U.S. Supreme Court Removes Prejudice Requirement From Arbitration Waiver Test

In deciding Morgan v. Sundance, Inc., the U.S. Supreme Court has resolved a circuit split, answering the question of whether a party must show prejudice when arguing that the opposing party waived its right to compel arbitration. Previously, all federal circuit courts except the Seventh and D.C. Circuits used an arbitration-specific waiver rule that requires a showing of prejudice. The Supreme Court has now eliminated this requirement.

In this case, Morgan worked as an hourly employee at a fast-food franchise owned by Sundance, Inc. When she applied for the job, Morgan signed an agreement to arbitrate any employment dispute. Nevertheless, Morgan subsequently filed a nationwide collective action claiming Sundance had violated the FLSA regarding overtime payment.

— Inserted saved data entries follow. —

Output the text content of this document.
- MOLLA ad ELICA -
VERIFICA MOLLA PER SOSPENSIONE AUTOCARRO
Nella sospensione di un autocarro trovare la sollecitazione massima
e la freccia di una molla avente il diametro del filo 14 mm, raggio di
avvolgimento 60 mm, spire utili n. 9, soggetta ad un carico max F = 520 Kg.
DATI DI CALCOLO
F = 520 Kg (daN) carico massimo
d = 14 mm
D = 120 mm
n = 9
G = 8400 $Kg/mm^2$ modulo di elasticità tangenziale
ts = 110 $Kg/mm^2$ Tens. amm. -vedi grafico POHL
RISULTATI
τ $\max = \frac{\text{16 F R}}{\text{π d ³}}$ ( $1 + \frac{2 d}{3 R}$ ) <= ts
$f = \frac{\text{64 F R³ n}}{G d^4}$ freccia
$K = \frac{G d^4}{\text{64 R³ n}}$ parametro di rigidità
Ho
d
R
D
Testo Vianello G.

WaiverInitially, Sundance defended against the lawsuit, filing a motion to dismiss and engaging in mediation. Nearly eight months after Morgan filed the suit, Sundance moved to stay the litigation and compel arbitration under the Federal Arbitration Act (FAA). Opposing the motion, Morgan argued that Sundance had waived its right to arbitration by acting inconsistently with its right to arbitrate. Applying the Eighth Circuit precedent, the courts below held that a party waives its right to arbitration when it knew of its right to arbitrate, acted inconsistently with that right, and prejudiced the other party by its inconsistent actions.

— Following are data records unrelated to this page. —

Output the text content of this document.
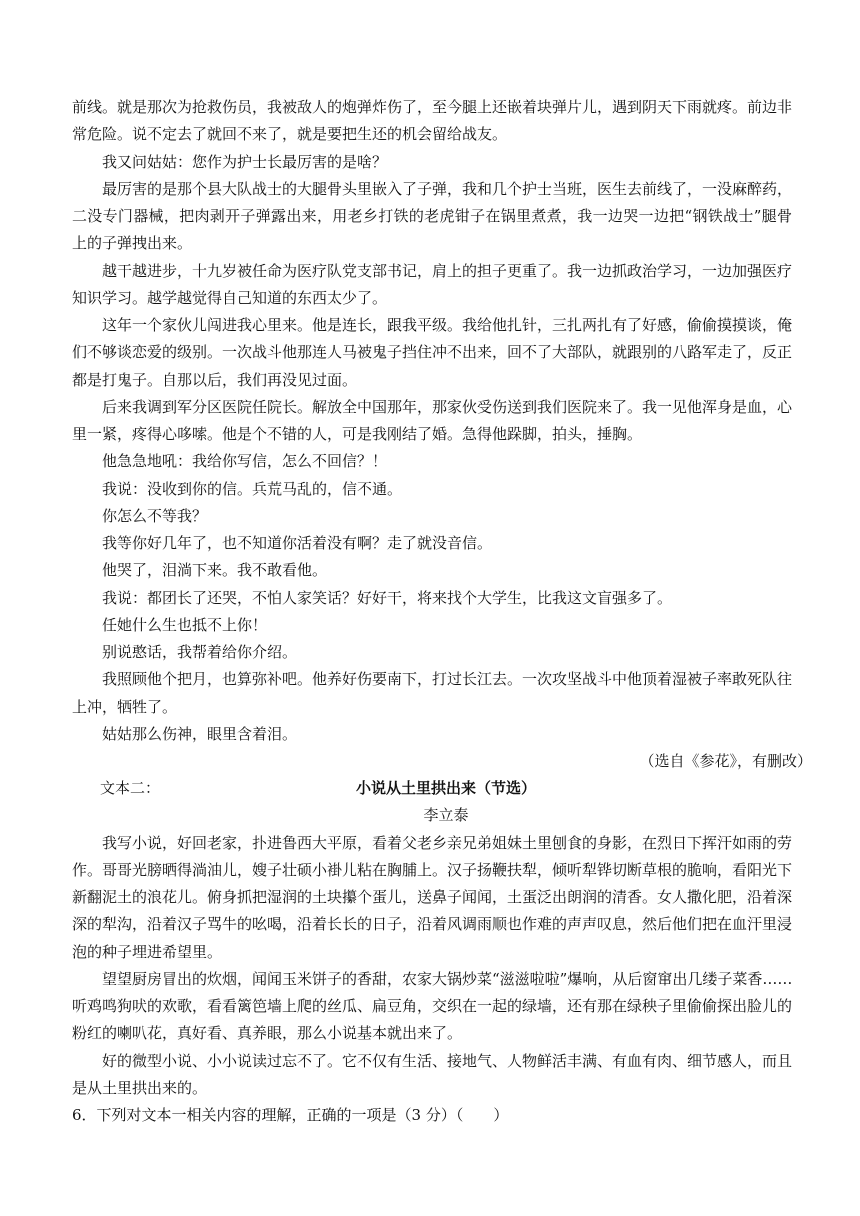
前线。就是那次为抢救伤员，我被敌人的炮弹炸伤了，至今腿上还嵌着块弹片儿，遇到阴天下雨就疼。前边非
常危险。说不定去了就回不来了，就是要把生还的机会留给战友。
我又问姑姑：您作为护士长最厉害的是啥？
最厉害的是那个县大队战士的大腿骨头里嵌入了子弹，我和几个护士当班，医生去前线了，一没麻醉药，
二没专门器械，把肉剥开子弹露出来，用老乡打铁的老虎钳子在锅里煮煮，我一边哭一边把“钢铁战士”腿骨
上的子弹拽出来。
越干越进步，十九岁被任命为医疗队党支部书记，肩上的担子更重了。我一边抓政治学习，一边加强医疗
知识学习。越学越觉得自己知道的东西太少了。
这年一个家伙儿闯进我心里来。他是连长，跟我平级。我给他扎针，三扎两扎有了好感，偷偷摸摸谈，俺
们不够谈恋爱的级别。一次战斗他那连人马被鬼子挡住冲不出来，回不了大部队，就跟别的八路军走了，反正
都是打鬼子。自那以后，我们再没见过面。
后来我调到军分区医院任院长。解放全中国那年，那家伙受伤送到我们医院来了。我一见他浑身是血，心
里一紧，疼得心哆嗦。他是个不错的人，可是我刚结了婚。急得他跺脚，拍头，捶胸。
他急急地吼：我给你写信，怎么不回信？！
我说：没收到你的信。兵荒马乱的，信不通。
你怎么不等我？
我等你好几年了，也不知道你活着没有啊？走了就没音信。
他哭了，泪淌下来。我不敢看他。
我说：都团长了还哭，不怕人家笑话？好好干，将来找个大学生，比我这文盲强多了。
任她什么生也抵不上你！
别说憨话，我帮着给你介绍。
我照顾他个把月，也算弥补吧。他养好伤要南下，打过长江去。一次攻坚战斗中他顶着湿被子率敢死队往
上冲，牺牲了。
姑姑那么伤神，眼里含着泪。
（选自《参花》，有删改）
文本二：	小说从土里拱出来（节选）
李立泰
我写小说，好回老家，扑进鲁西大平原，看着父老乡亲兄弟姐妹土里刨食的身影，在烈日下挥汗如雨的劳
作。哥哥光膀晒得淌油儿，嫂子壮硕小褂儿粘在胸脯上。汉子扬鞭扶犁，倾听犁铧切断草根的脆响，看阳光下
新翻泥土的浪花儿。俯身抓把湿润的土块攥个蛋儿，送鼻子闻闻，土蛋泛出朗润的清香。女人撒化肥，沿着深
深的犁沟，沿着汉子骂牛的吆喝，沿着长长的日子，沿着风调雨顺也作难的声声叹息，然后他们把在血汗里浸
泡的种子埋进希望里。
望望厨房冒出的炊烟，闻闻玉米饼子的香甜，农家大锅炒菜“滋滋啦啦”爆响，从后窗窜出几缕子菜香……
听鸡鸣狗吠的欢歌，看看篱笆墙上爬的丝瓜、扁豆角，交织在一起的绿墙，还有那在绿秧子里偷偷探出脸儿的
粉红的喇叭花，真好看、真养眼，那么小说基本就出来了。
好的微型小说、小小说读过忘不了。它不仅有生活、接地气、人物鲜活丰满、有血有肉、细节感人，而且
是从土里拱出来的。
6．下列对文本一相关内容的理解，正确的一项是（3 分）（　　）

The Supreme Court held that the Eighth Circuit erred in conditioning the waiver of the right to arbitrate on a showing of prejudice to the party opposing arbitration. The Court noted that federal courts may not create arbitration-specific variants of federal procedural rules based on the FAA's policy favoring arbitration and that this oft-cited policy "is merely an acknowledgment of the FAA's commitment to overrule the judiciary's longstanding refusal to enforce agreements to arbitrate and to place such agreements upon the same footing as other contracts."

The Supreme Court held that the text of the FAA clearly states that courts are not permitted to create arbitration-specific procedural rules like the one at issue here. Citing that the usual federal rule of waiver does not contain a requirement to show prejudice, the Court held that Section 6 of the FAA likewise instructs that prejudice is not a condition of finding that a party waived its right to arbitrate under the FAA by litigating too long.

In light of this decision, parties to disputes may need to change their approach when faced with a lawsuit where an arbitration agreement may apply. Parties can no longer rely on an opposing party not being prejudiced to avoid an argument that they waived their right to arbitration.